H.J. Heinz Co. and its directors were sued by investors who contend they will be shortchanged in the ketchup maker’s proposed $23 billion acquisition by Berkshire Hathaway Inc. and 3G Capital Inc.
Heinz, based in Pittsburgh, said Feb. 14 that Berkshire and 3G will pay $72.50 a share, a 20 percent premium at the time and the largest-ever food industry transaction.
The buyout stems from “an unfair process” and allows the board and management to cash in more than 5.6 million shares of otherwise “illiquid holdings” for more than $400 million, James Clem, a Heinz shareholder, said in one of two complaints filed Feb. 15 in federal court in Pittsburgh.

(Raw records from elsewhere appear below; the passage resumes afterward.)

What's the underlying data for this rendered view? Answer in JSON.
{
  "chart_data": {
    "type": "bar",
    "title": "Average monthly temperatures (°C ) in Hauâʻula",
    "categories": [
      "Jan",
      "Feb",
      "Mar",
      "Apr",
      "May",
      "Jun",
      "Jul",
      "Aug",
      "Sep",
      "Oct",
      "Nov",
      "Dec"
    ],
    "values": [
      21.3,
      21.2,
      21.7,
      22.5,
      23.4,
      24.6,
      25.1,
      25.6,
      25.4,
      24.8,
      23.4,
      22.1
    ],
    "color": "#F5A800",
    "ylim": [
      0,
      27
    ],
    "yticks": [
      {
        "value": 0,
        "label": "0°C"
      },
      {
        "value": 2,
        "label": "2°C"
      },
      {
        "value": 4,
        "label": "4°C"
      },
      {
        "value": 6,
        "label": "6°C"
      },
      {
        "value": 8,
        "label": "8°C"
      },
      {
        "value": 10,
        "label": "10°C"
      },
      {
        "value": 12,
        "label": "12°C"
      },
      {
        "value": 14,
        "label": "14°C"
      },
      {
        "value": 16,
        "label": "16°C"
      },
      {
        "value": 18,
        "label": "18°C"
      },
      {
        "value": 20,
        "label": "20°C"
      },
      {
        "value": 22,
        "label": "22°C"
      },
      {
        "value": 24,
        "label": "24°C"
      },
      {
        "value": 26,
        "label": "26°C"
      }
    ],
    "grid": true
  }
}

Investors’ lawyers ask for a jury trial and an order to stop the buyout under its present terms.
Michael Mullen, a spokesman for Heinz, declined to comment on the complaints.
After the deal was announced, the U.S. Federal Bureau of Investigation said it is working with the Securities and Exchange Commission in a criminal probe of trading “anomalies” before the news became public.

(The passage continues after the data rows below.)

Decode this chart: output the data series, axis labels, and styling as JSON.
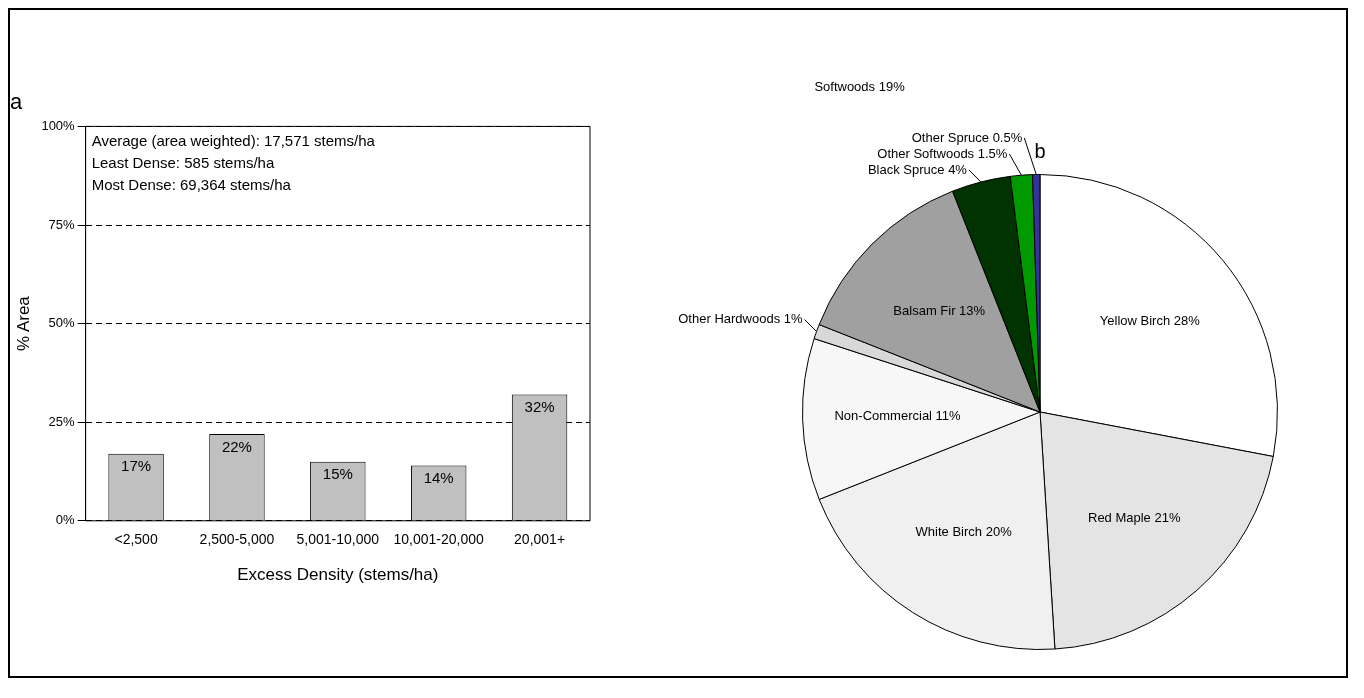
{
  "chart_data": [
    {
      "type": "bar",
      "title": "a",
      "xlabel": "Excess Density (stems/ha)",
      "ylabel": "% Area",
      "categories": [
        "<2,500",
        "2,500-5,000",
        "5,001-10,000",
        "10,001-20,000",
        "20,001+"
      ],
      "values": [
        17,
        22,
        15,
        14,
        32
      ],
      "value_labels": [
        "17%",
        "22%",
        "15%",
        "14%",
        "32%"
      ],
      "color": "#c0c0c0",
      "ylim": [
        0,
        100
      ],
      "yticks": [
        {
          "value": 0,
          "label": "0%"
        },
        {
          "value": 25,
          "label": "25%"
        },
        {
          "value": 50,
          "label": "50%"
        },
        {
          "value": 75,
          "label": "75%"
        },
        {
          "value": 100,
          "label": "100%"
        }
      ],
      "grid": "y",
      "legend": false,
      "annotations": [
        "Average (area weighted): 17,571 stems/ha",
        "Least Dense: 585 stems/ha",
        "Most Dense: 69,364 stems/ha"
      ]
    },
    {
      "type": "pie",
      "title": "b",
      "categories": [
        "Yellow Birch",
        "Red Maple",
        "White Birch",
        "Non-Commercial",
        "Other Hardwoods",
        "Balsam Fir",
        "Black Spruce",
        "Other Softwoods",
        "Other Spruce"
      ],
      "values": [
        28,
        21,
        20,
        11,
        1,
        13,
        4,
        1.5,
        0.5
      ],
      "value_labels": [
        "28%",
        "21%",
        "20%",
        "11%",
        "1%",
        "13%",
        "4%",
        "1.5%",
        "0.5%"
      ],
      "colors": [
        "#ffffff",
        "#e4e4e4",
        "#f0f0f0",
        "#f7f7f7",
        "#d8d8d8",
        "#a0a0a0",
        "#003300",
        "#009900",
        "#333399"
      ],
      "legend": false,
      "annotations": [
        "Softwoods 19%"
      ]
    }
  ]
}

Plaintiffs’ lawyers said in court papers that Heinz is “the most global of all U.S.-based food companies, famous for its iconic brands” in 200 countries on six continents. Heinz, “synonymous with ketchup,” sells 650 million bottles of the condiment annually, along with about “two single-serve packets of ketchup for every man, woman and child on the planet.”
Its brands include Heinz Ketchup, Ore-Ida potato products and Weight Watchers Smart Ones entrees.
Heinz, with $11.6 billion in sales last fiscal year, fell 8 cents to $72.12 at 3:38 p.m. in New York Stock Exchange composite trading.
Clem contends the planned sale “significantly undervalues Heinz” due to strong growth including an 8.8 percent growth in sales compared with fiscal 2011.
The case is Clem v. H.J. Heinz Co., 13-cv-252, U.S. District Court, Western District of Pennsylvania (Pittsburgh).